The system must support at least two specialised task types. These types should:

  • Inherit from the base Task class
  • Add additional state or behaviour of their own
  • Behave differently at runtime when treated as a generic Task

Some examples could be a timed task with a deadline, or priority task with prioritisation

Task Management

Create a TaskManager class responsible for:

  • Storing tasks (using a fixed-size array, e.g. max 10 tasks)
  • Adding new tasks
  • Completing tasks by ID
  • Returning tasks based on completion status
  • The TaskManager should not need to know concrete task types

Code Organisation

Your code should be organised into multiple packages:

  • tasks → contains Task and specialised task types
  • management → contains TaskManager
  • main → contains Main class with a main method to demonstrate behaviour

Acceptance Criteria

The system should:

  • Log task summaries to the console in a human-readable format
  • Show each task's ID, description, type, and completion status
  • Demonstrate polymorphism at runtime (e.g., calling overridden methods on different task types without checking type)
  • Prevent any task from entering an invalid state
  • Compile and run without errors
  • Use proper encapsulation (no public fields)
  • Use final or static where appropriate

Main method expectations:

  • Create a TaskManager
  • Add several different task types
  • Complete some tasks
  • Print task summaries to the console

Developer Guidance (May just use for reference)

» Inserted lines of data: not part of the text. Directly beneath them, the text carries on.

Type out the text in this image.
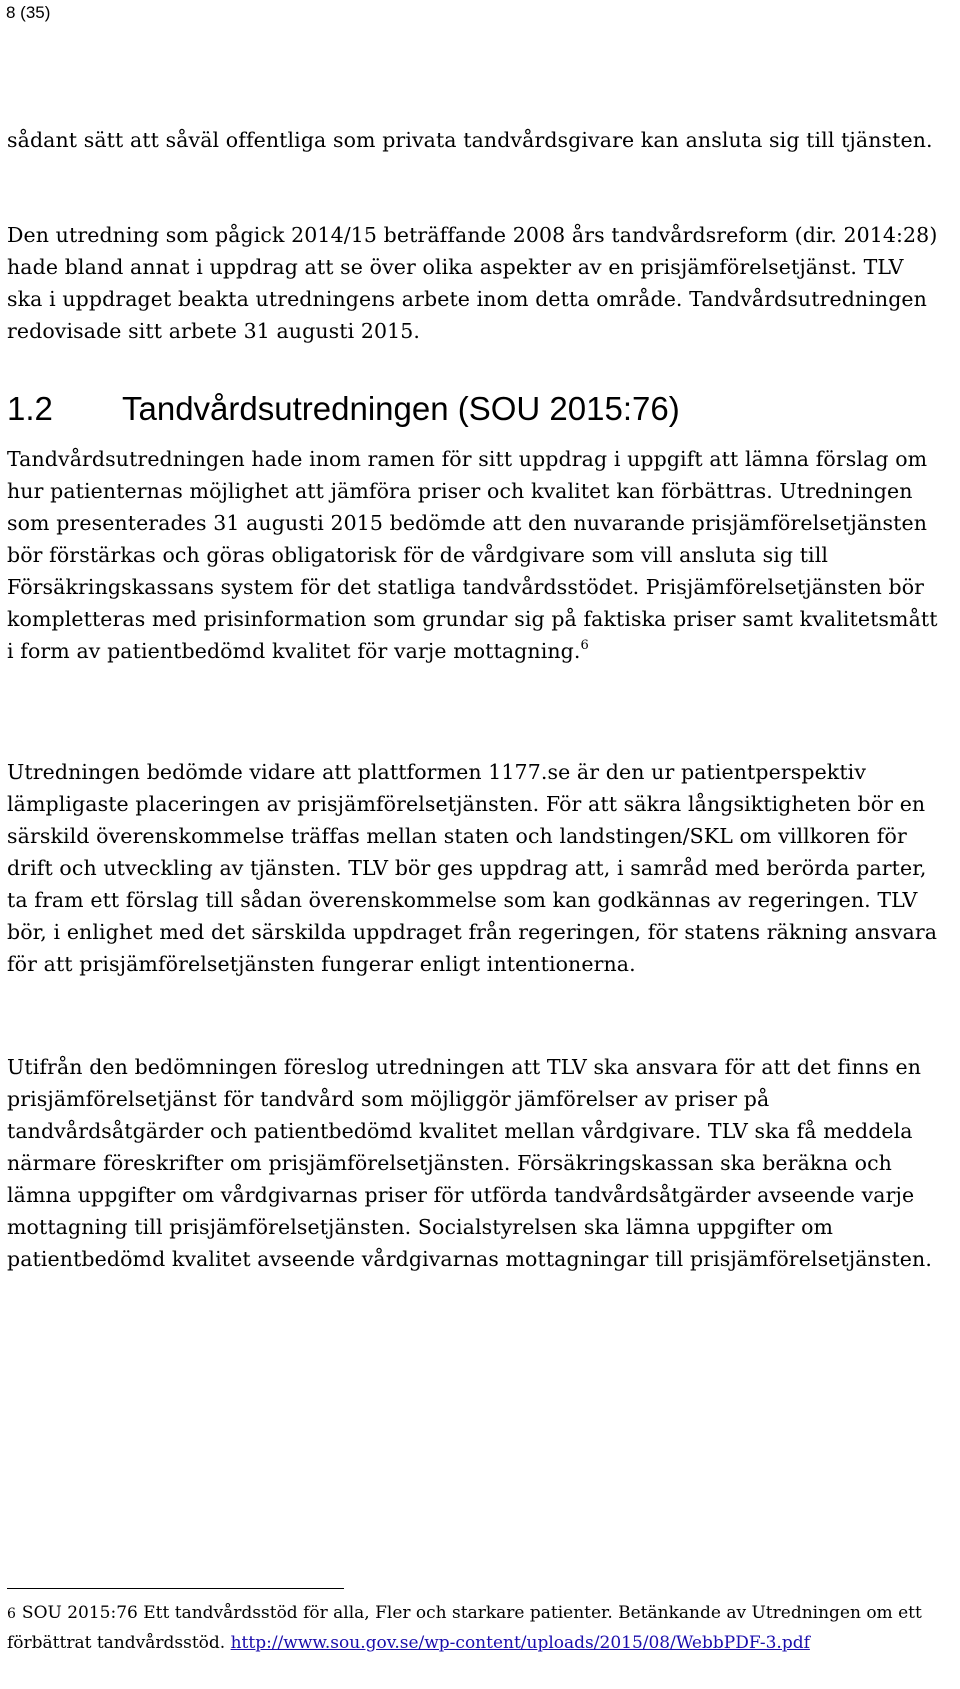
8 (35)

sådant sätt att såväl offentliga som privata tandvårdsgivare kan ansluta sig till tjänsten.

Den utredning som pågick 2014/15 beträffande 2008 års tandvårdsreform (dir. 2014:28) hade bland annat i uppdrag att se över olika aspekter av en prisjämförelsetjänst. TLV ska i uppdraget beakta utredningens arbete inom detta område. Tandvårdsutredningen redovisade sitt arbete 31 augusti 2015.

1.2 Tandvårdsutredningen (SOU 2015:76)

Tandvårdsutredningen hade inom ramen för sitt uppdrag i uppgift att lämna förslag om hur patienternas möjlighet att jämföra priser och kvalitet kan förbättras. Utredningen som presenterades 31 augusti 2015 bedömde att den nuvarande prisjämförelsetjänsten bör förstärkas och göras obligatorisk för de vårdgivare som vill ansluta sig till Försäkringskassans system för det statliga tandvårdsstödet. Prisjämförelsetjänsten bör kompletteras med prisinformation som grundar sig på faktiska priser samt kvalitetsmått i form av patientbedömd kvalitet för varje mottagning.$^6$

Utredningen bedömde vidare att plattformen 1177.se är den ur patientperspektiv lämpligaste placeringen av prisjämförelsetjänsten. För att säkra långsiktigheten bör en särskild överenskommelse träffas mellan staten och landstingen/SKL om villkoren för drift och utveckling av tjänsten. TLV bör ges uppdrag att, i samråd med berörda parter, ta fram ett förslag till sådan överenskommelse som kan godkännas av regeringen. TLV bör, i enlighet med det särskilda uppdraget från regeringen, för statens räkning ansvara för att prisjämförelsetjänsten fungerar enligt intentionerna.

Utifrån den bedömningen föreslog utredningen att TLV ska ansvara för att det finns en prisjämförelsetjänst för tandvård som möjliggör jämförelser av priser på tandvårdsåtgärder och patientbedömd kvalitet mellan vårdgivare. TLV ska få meddela närmare föreskrifter om prisjämförelsetjänsten. Försäkringskassan ska beräkna och lämna uppgifter om vårdgivarnas priser för utförda tandvårdsåtgärder avseende varje mottagning till prisjämförelsetjänsten. Socialstyrelsen ska lämna uppgifter om patientbedömd kvalitet avseende vårdgivarnas mottagningar till prisjämförelsetjänsten.

6 SOU 2015:76 Ett tandvårdsstöd för alla, Fler och starkare patienter. Betänkande av Utredningen om ett förbättrat tandvårdsstöd. http://www.sou.gov.se/wp-content/uploads/2015/08/WebbPDF-3.pdf
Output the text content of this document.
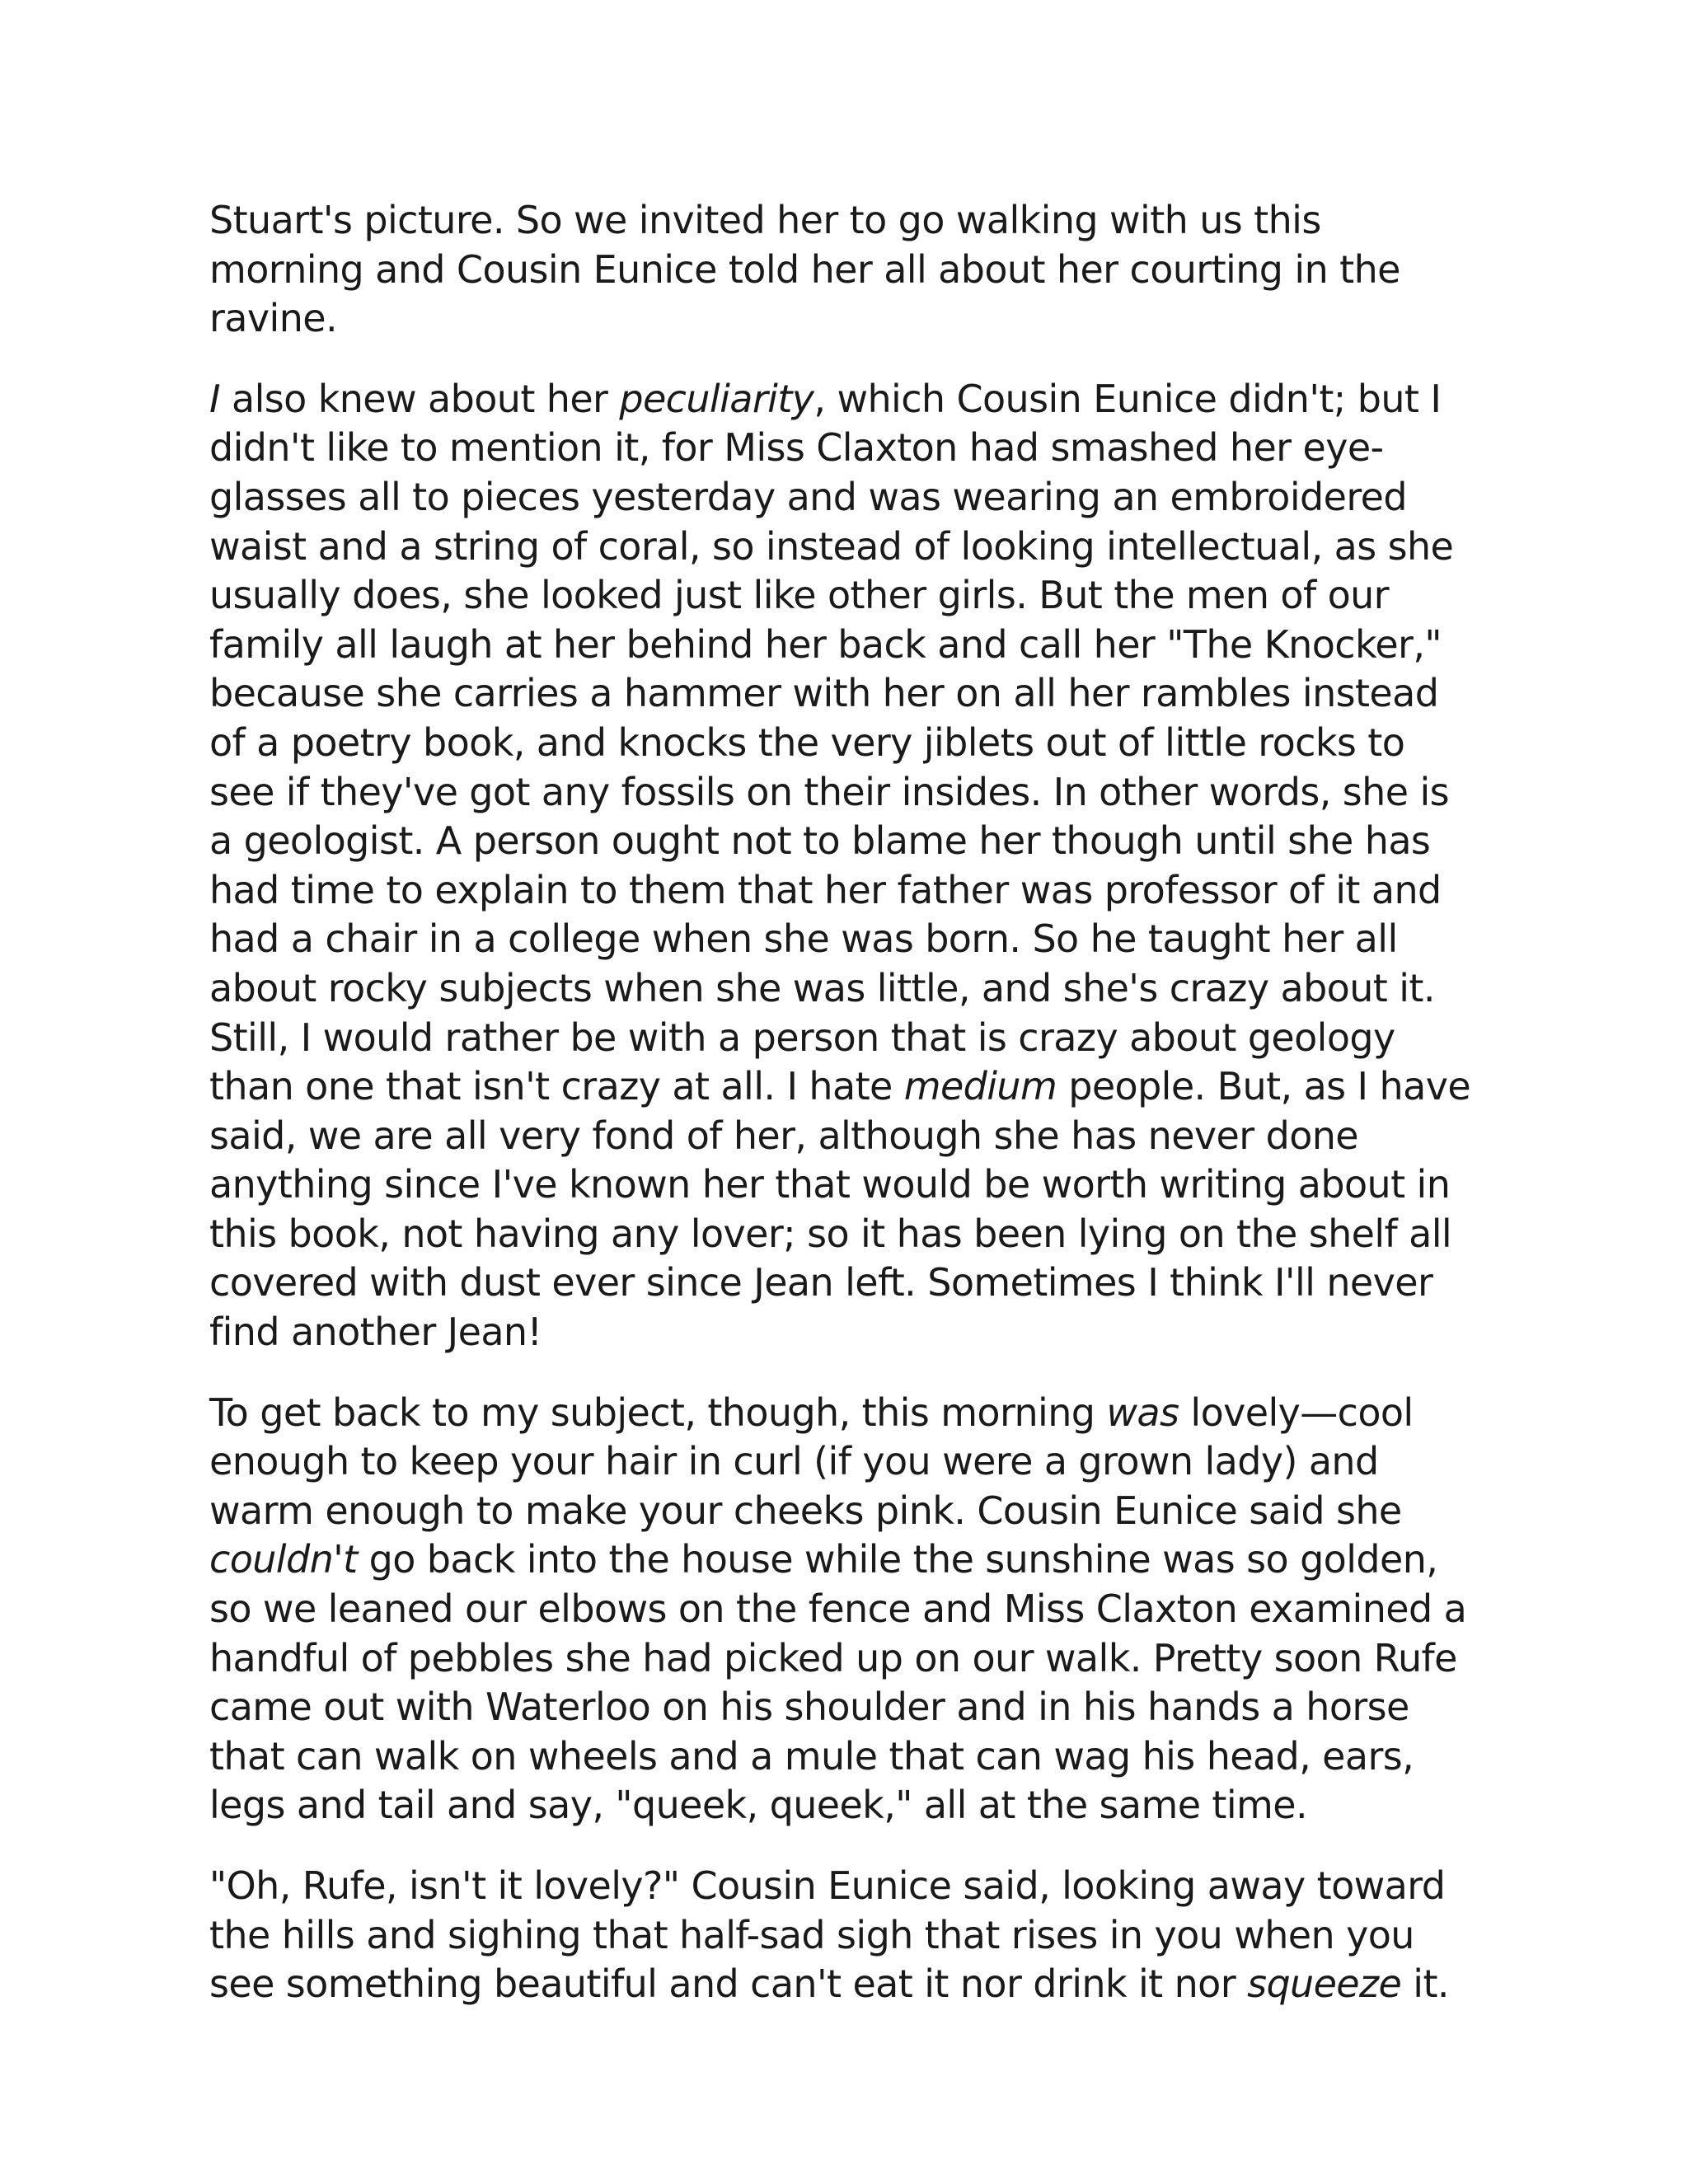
Stuart's picture. So we invited her to go walking with us this morning and Cousin Eunice told her all about her courting in the ravine.

I also knew about her peculiarity, which Cousin Eunice didn't; but I didn't like to mention it, for Miss Claxton had smashed her eye-glasses all to pieces yesterday and was wearing an embroidered waist and a string of coral, so instead of looking intellectual, as she usually does, she looked just like other girls. But the men of our family all laugh at her behind her back and call her "The Knocker," because she carries a hammer with her on all her rambles instead of a poetry book, and knocks the very jiblets out of little rocks to see if they've got any fossils on their insides. In other words, she is a geologist. A person ought not to blame her though until she has had time to explain to them that her father was professor of it and had a chair in a college when she was born. So he taught her all about rocky subjects when she was little, and she's crazy about it. Still, I would rather be with a person that is crazy about geology than one that isn't crazy at all. I hate medium people. But, as I have said, we are all very fond of her, although she has never done anything since I've known her that would be worth writing about in this book, not having any lover; so it has been lying on the shelf all covered with dust ever since Jean left. Sometimes I think I'll never find another Jean!

To get back to my subject, though, this morning was lovely—cool enough to keep your hair in curl (if you were a grown lady) and warm enough to make your cheeks pink. Cousin Eunice said she couldn't go back into the house while the sunshine was so golden, so we leaned our elbows on the fence and Miss Claxton examined a handful of pebbles she had picked up on our walk. Pretty soon Rufe came out with Waterloo on his shoulder and in his hands a horse that can walk on wheels and a mule that can wag his head, ears, legs and tail and say, "queek, queek," all at the same time.

"Oh, Rufe, isn't it lovely?" Cousin Eunice said, looking away toward the hills and sighing that half-sad sigh that rises in you when you see something beautiful and can't eat it nor drink it nor squeeze it.
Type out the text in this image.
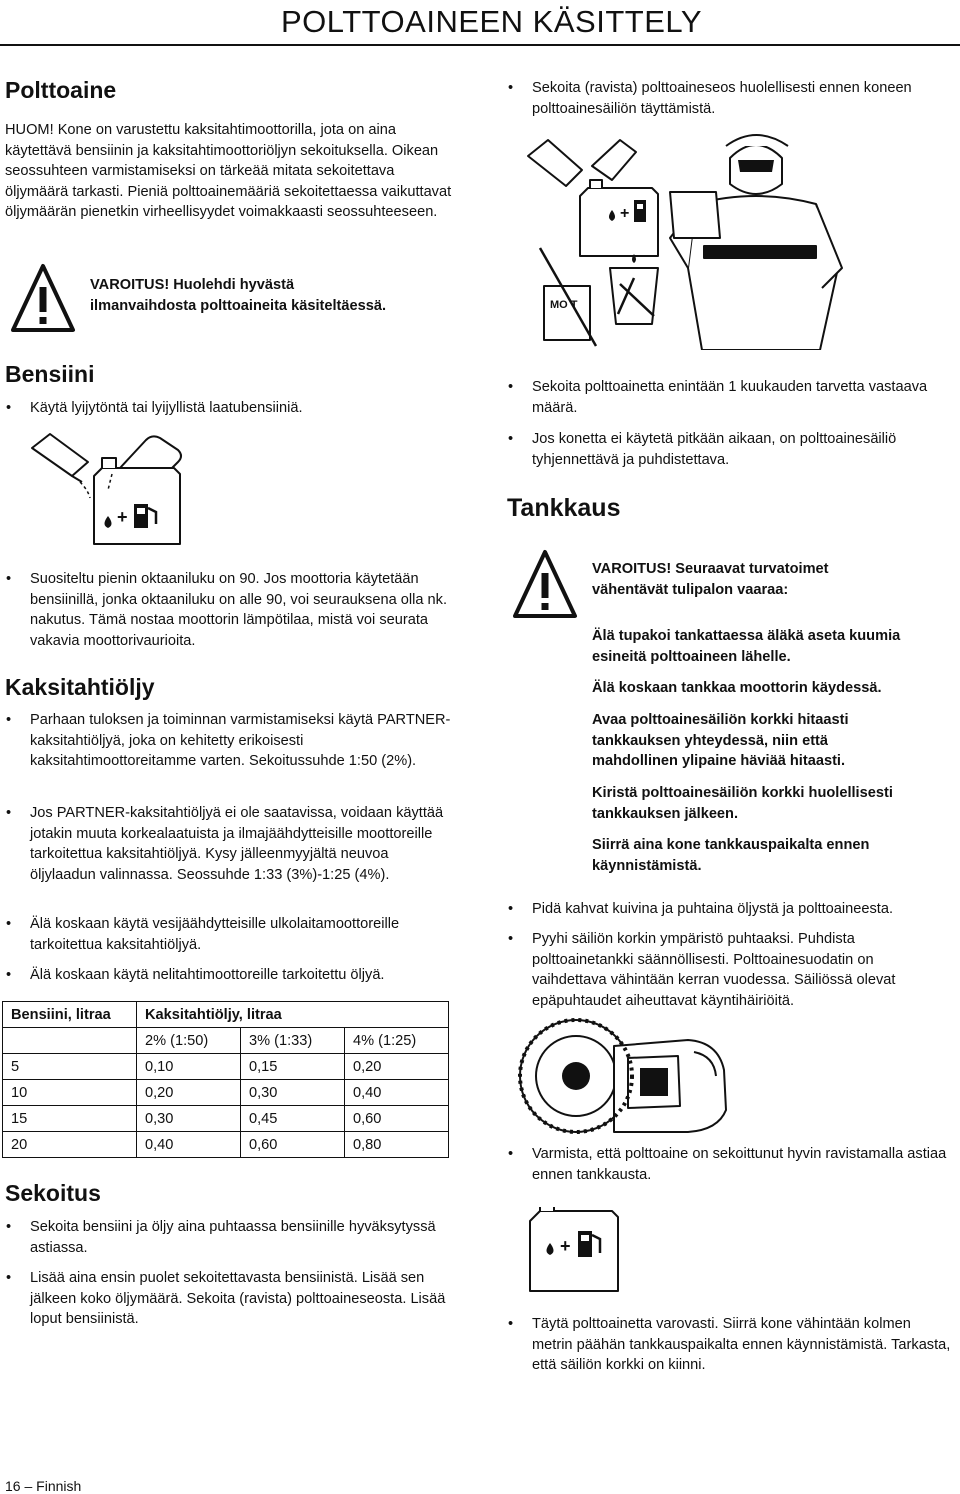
POLTTOAINEEN KÄSITTELY
Polttoaine
HUOM! Kone on varustettu kaksitahtimoottorilla, jota on aina käytettävä bensiinin ja kaksitahtimoottoriöljyn sekoituksella. Oikean seossuhteen varmistamiseksi on tärkeää mitata sekoitettava öljymäärä tarkasti. Pieniä polttoainemääriä sekoitettaessa vaikuttavat öljymäärän pienetkin virheellisyydet voimakkaasti seossuhteeseen.
VAROITUS! Huolehdi hyvästä
ilmanvaihdosta polttoaineita käsiteltäessä.
Bensiini
• Käytä lyijytöntä tai lyijyllistä laatubensiiniä.
+
• Suositeltu pienin oktaaniluku on 90. Jos moottoria käytetään bensiinillä, jonka oktaaniluku on alle 90, voi seurauksena olla nk. nakutus. Tämä nostaa moottorin lämpötilaa, mistä voi seurata vakavia moottorivaurioita.
Kaksitahtiöljy
• Parhaan tuloksen ja toiminnan varmistamiseksi käytä PARTNER-kaksitahtiöljyä, joka on kehitetty erikoisesti kaksitahtimoottoreitamme varten. Sekoitussuhde 1:50 (2%).
• Jos PARTNER-kaksitahtiöljyä ei ole saatavissa, voidaan käyttää jotakin muuta korkealaatuista ja ilmajäähdytteisille moottoreille tarkoitettua kaksitahtiöljyä. Kysy jälleenmyyjältä neuvoa öljylaadun valinnassa. Seossuhde 1:33 (3%)-1:25 (4%).
• Älä koskaan käytä vesijäähdytteisille ulkolaitamoottoreille tarkoitettua kaksitahtiöljyä.
• Älä koskaan käytä nelitahtimoottoreille tarkoitettu öljyä.
Bensiini, litraa	Kaksitahtiöljy, litraa		
	2% (1:50)	3% (1:33)	4% (1:25)
5	0,10	0,15	0,20
10	0,20	0,30	0,40
15	0,30	0,45	0,60
20	0,40	0,60	0,80
Sekoitus
• Sekoita bensiini ja öljy aina puhtaassa bensiinille hyväksytyssä astiassa.
• Lisää aina ensin puolet sekoitettavasta bensiinistä. Lisää sen jälkeen koko öljymäärä. Sekoita (ravista) polttoaineseosta. Lisää loput bensiinistä.
16 – Finnish
• Sekoita (ravista) polttoaineseos huolellisesti ennen koneen polttoainesäiliön täyttämistä.
+
MO T
• Sekoita polttoainetta enintään 1 kuukauden tarvetta vastaava määrä.
• Jos konetta ei käytetä pitkään aikaan, on polttoainesäiliö tyhjennettävä ja puhdistettava.
Tankkaus
VAROITUS! Seuraavat turvatoimet
vähentävät tulipalon vaaraa:
Älä tupakoi tankattaessa äläkä aseta kuumia esineitä polttoaineen lähelle.
Älä koskaan tankkaa moottorin käydessä.
Avaa polttoainesäiliön korkki hitaasti tankkauksen yhteydessä, niin että mahdollinen ylipaine häviää hitaasti.
Kiristä polttoainesäiliön korkki huolellisesti tankkauksen jälkeen.
Siirrä aina kone tankkauspaikalta ennen käynnistämistä.
• Pidä kahvat kuivina ja puhtaina öljystä ja polttoaineesta.
• Pyyhi säiliön korkin ympäristö puhtaaksi. Puhdista polttoainetankki säännöllisesti. Polttoainesuodatin on vaihdettava vähintään kerran vuodessa. Säiliössä olevat epäpuhtaudet aiheuttavat käyntihäiriöitä.
• Varmista, että polttoaine on sekoittunut hyvin ravistamalla astiaa ennen tankkausta.
+
• Täytä polttoainetta varovasti. Siirrä kone vähintään kolmen metrin päähän tankkauspaikalta ennen käynnistämistä. Tarkasta, että säiliön korkki on kiinni.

Let's start by modelling the data:

Class Task

  • Fields:
  • private final int id (unique)
  • private String description
  • private boolean completed
  • Methods:
  • public void complete() → mark as completed, prevent double-completion
  • public String getStatus() → returns a human-readable status
  • Consider using static for generating unique IDs

Specialised Tasks

  • Create at least two subclasses (e.g., TimedTask, PriorityTask)
  • Add additional fields (e.g., deadline, priority)
  • Override methods to demonstrate polymorphic behaviour

TaskManager

  • Fields:
  • private Task[] tasks
  • private int taskCount
  • Methods:
  • public void addTask(Task task)
  • public void completeTask(int id)
  • public Task[] getTasksByStatus(boolean completed)

Main

  • Create a simple demo of your system, showing tasks being added, completed, and summaries printed

Reflection Questions

  • Where did polymorphism remove the need for conditional logic?
  • Which responsibilities are shared across all tasks, and which are specific?
  • Where did encapsulation prevent misuse of an object?
  • If a new task type were added, how much existing code would need to change?

Submission & Review

Fork the coursework repo to your own GitHub account.
Make regular small commits with clear messages.
When you are ready, open a Pull Request to the CYF repo. Make sure you fill in the PR template provided.
A volunteer will review your submission and send you feedback.